Si la 1900 marque donc pour le constructeur une véritable « révolution culturelle », elle n’en oublie ni ne renie pas pour autant ses racines ni le passé, aussi longs que glorieux, de la marque en compétition. Sous le capot de cette superbe berline, dont les lignes sont dues à Ivo Colucci, on trouve en effet un brillant quatre cylindres à double arbre à cames en tête (rare sont alors les berlines de moins de deux litres à disposer d’un tel raffinement mécanique). Dû à Giuseppe Busso et entièrement réalisé en alliage léger, ce moteur, affichant 1 884 cc, est équipé d’un vilebrequin à cinq paliers et développe une puissance de 80 chevaux. Grâce à un poids assez mesuré (1 100 kg à vide), la berline 1900 peut atteindre sans difficulté les 150 km/h, ce qui représente une performance très flatteuse à l’époque pour une voiture à caractère « familiale ».
Si les efforts de la marque se focalisent, logiquement, sur celle-ci, ses dirigeants n’en oublient pas pour autant que, au sein de sa clientèle « traditionnelle », il subsiste toujours une « élite », composée aussi bien de membres de la haute société que d’amateurs de sport automobile, qui, si elle accepte, sans trop rechigner, de revoir quelque peu ses exigences à la baisse, n’en réclame pas moins des versions « spéciales » (c’est à dire « haute couture » de la nouvelle Alfa). Répondant à leurs désirs, la première de celles-ci, le coupé Sprint, assemblé chez Touring, l’un des plus célèbres carrossiers italiens et partenaire de longue date de la marque (pour laquelle il a réalisé aussi bien des voitures de compétition que des coupés et cabriolets « d’apparat »), fait son apparition au Salon de Genève en mars 1951. Alimenté, cette fois, par deux carburateurs Solex, le quatre cylindres double arbre bénéficie également de soupapes de plus gros diamètre, ce qui lui permet de gagner une vingtaine de chevaux supplémentaires. La berline bénéficiera, elle aussi, rapidement de cette mécanique améliorée, sur la berline TI (pour Turismo Internationale), commercialisée dès l’année suivante. La berline standard voyant, elle, sa puissance passée à 90 ch en 1953. Capable d’atteindre les 170 km/h (en comparaison, la Renault Frégate, pourtant équipée d’un moteur de cylindrée comparable, doit se contenter d’ à peine 58 ch et ne peut guère prétendre qu’à 130 km/h), la TI va s’illustrer dans les plus grandes compétitions internationales et fera honneur à la réputation d’Alfa Romeo dans le milieu du sport automobile.
En 1954, la 1900 reçoit un nouveau bloc dont la cylindrée passe à 1 975 cc (la puissance étant toujours de 90 ch) et est rebaptisée 1900 Super.

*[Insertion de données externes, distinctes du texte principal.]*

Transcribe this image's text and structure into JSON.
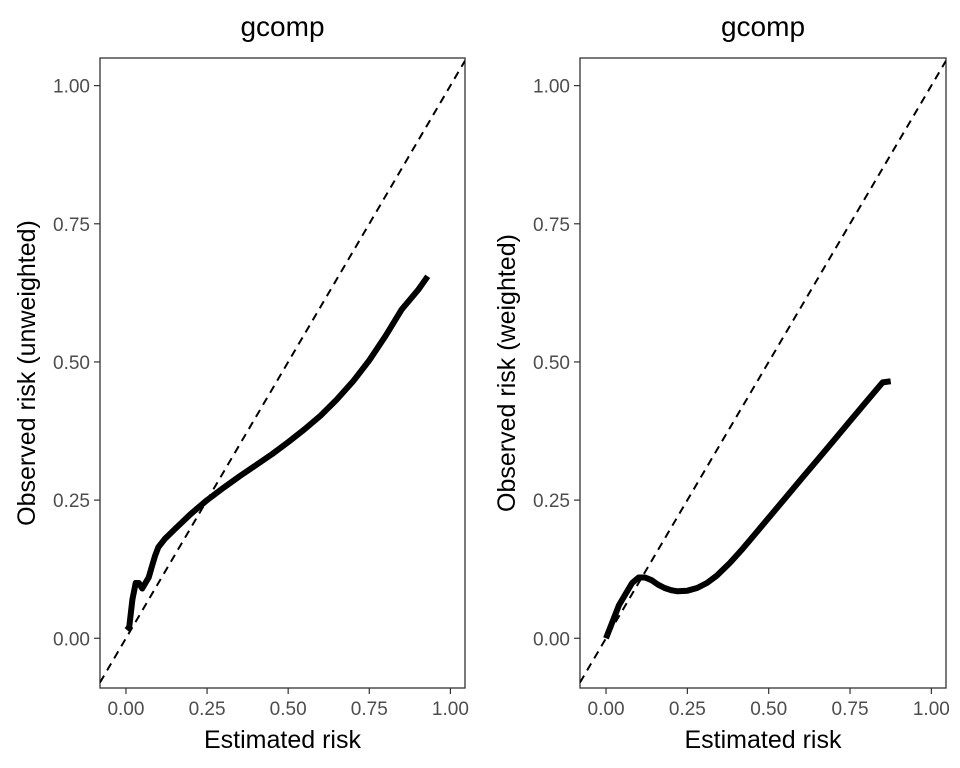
{
  "chart_data": [
    {
      "type": "line",
      "title": "gcomp",
      "xlabel": "Estimated risk",
      "ylabel": "Observed risk (unweighted)",
      "xlim": [
        -0.08,
        1.045
      ],
      "ylim": [
        -0.09,
        1.05
      ],
      "x_ticks": [
        0.0,
        0.25,
        0.5,
        0.75,
        1.0
      ],
      "x_tick_labels": [
        "0.00",
        "0.25",
        "0.50",
        "0.75",
        "1.00"
      ],
      "y_ticks": [
        0.0,
        0.25,
        0.5,
        0.75,
        1.0
      ],
      "y_tick_labels": [
        "0.00",
        "0.25",
        "0.50",
        "0.75",
        "1.00"
      ],
      "grid": false,
      "reference_line": {
        "type": "identity",
        "style": "dashed"
      },
      "series": [
        {
          "x": [
            0.003,
            0.01,
            0.02,
            0.03,
            0.04,
            0.05,
            0.06,
            0.07,
            0.08,
            0.09,
            0.1,
            0.12,
            0.15,
            0.2,
            0.25,
            0.3,
            0.35,
            0.4,
            0.45,
            0.5,
            0.55,
            0.6,
            0.65,
            0.7,
            0.75,
            0.8,
            0.85,
            0.9,
            0.93
          ],
          "y": [
            0.015,
            0.02,
            0.07,
            0.1,
            0.1,
            0.09,
            0.1,
            0.11,
            0.13,
            0.15,
            0.165,
            0.18,
            0.197,
            0.225,
            0.25,
            0.272,
            0.293,
            0.313,
            0.333,
            0.355,
            0.378,
            0.403,
            0.432,
            0.465,
            0.503,
            0.547,
            0.595,
            0.63,
            0.655
          ]
        }
      ]
    },
    {
      "type": "line",
      "title": "gcomp",
      "xlabel": "Estimated risk",
      "ylabel": "Observed risk (weighted)",
      "xlim": [
        -0.08,
        1.045
      ],
      "ylim": [
        -0.09,
        1.05
      ],
      "x_ticks": [
        0.0,
        0.25,
        0.5,
        0.75,
        1.0
      ],
      "x_tick_labels": [
        "0.00",
        "0.25",
        "0.50",
        "0.75",
        "1.00"
      ],
      "y_ticks": [
        0.0,
        0.25,
        0.5,
        0.75,
        1.0
      ],
      "y_tick_labels": [
        "0.00",
        "0.25",
        "0.50",
        "0.75",
        "1.00"
      ],
      "grid": false,
      "reference_line": {
        "type": "identity",
        "style": "dashed"
      },
      "series": [
        {
          "x": [
            0.0,
            0.02,
            0.04,
            0.06,
            0.08,
            0.1,
            0.12,
            0.14,
            0.16,
            0.18,
            0.2,
            0.22,
            0.25,
            0.28,
            0.31,
            0.34,
            0.38,
            0.42,
            0.46,
            0.5,
            0.55,
            0.6,
            0.65,
            0.7,
            0.75,
            0.8,
            0.85,
            0.875
          ],
          "y": [
            0.0,
            0.03,
            0.06,
            0.08,
            0.1,
            0.11,
            0.11,
            0.105,
            0.097,
            0.091,
            0.087,
            0.085,
            0.086,
            0.091,
            0.1,
            0.113,
            0.136,
            0.162,
            0.19,
            0.218,
            0.253,
            0.288,
            0.323,
            0.358,
            0.393,
            0.428,
            0.463,
            0.465
          ]
        }
      ]
    }
  ]
}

L’alimentation par deux carburateurs restant réservée à la berline TI et au coupé Sprint, lesquels atteignent à présent les 115 chevaux. Equipée, quant à elle, d’une boîte à cinq vitesses, la version Super Sprint revendique une vitesse de pointe de 190 km/h.
Si la carrière de la 1900 a sans doute atteint là son apogée, elle commence toutefois par être quelque peu occultée par celle qui est désormais le nouveau fer de lance de la marque, la Giulietta 1300. Les efforts de la direction d’Alfa Romeo se focalisant maintenant sur cette dernière, la 1900 va alors, progressivement, se voir plus ou moins reléguée sur une « voie de garage ». Il est vrai que, en cette seconde moitié des années 50, son style tout en « rondeurs » a plutôt vieilli. Giuseppe Scarnati, le nouveau directeur du bureau de style Alfa, décide alors de la redessiner pour lui redonner un coup de jeune.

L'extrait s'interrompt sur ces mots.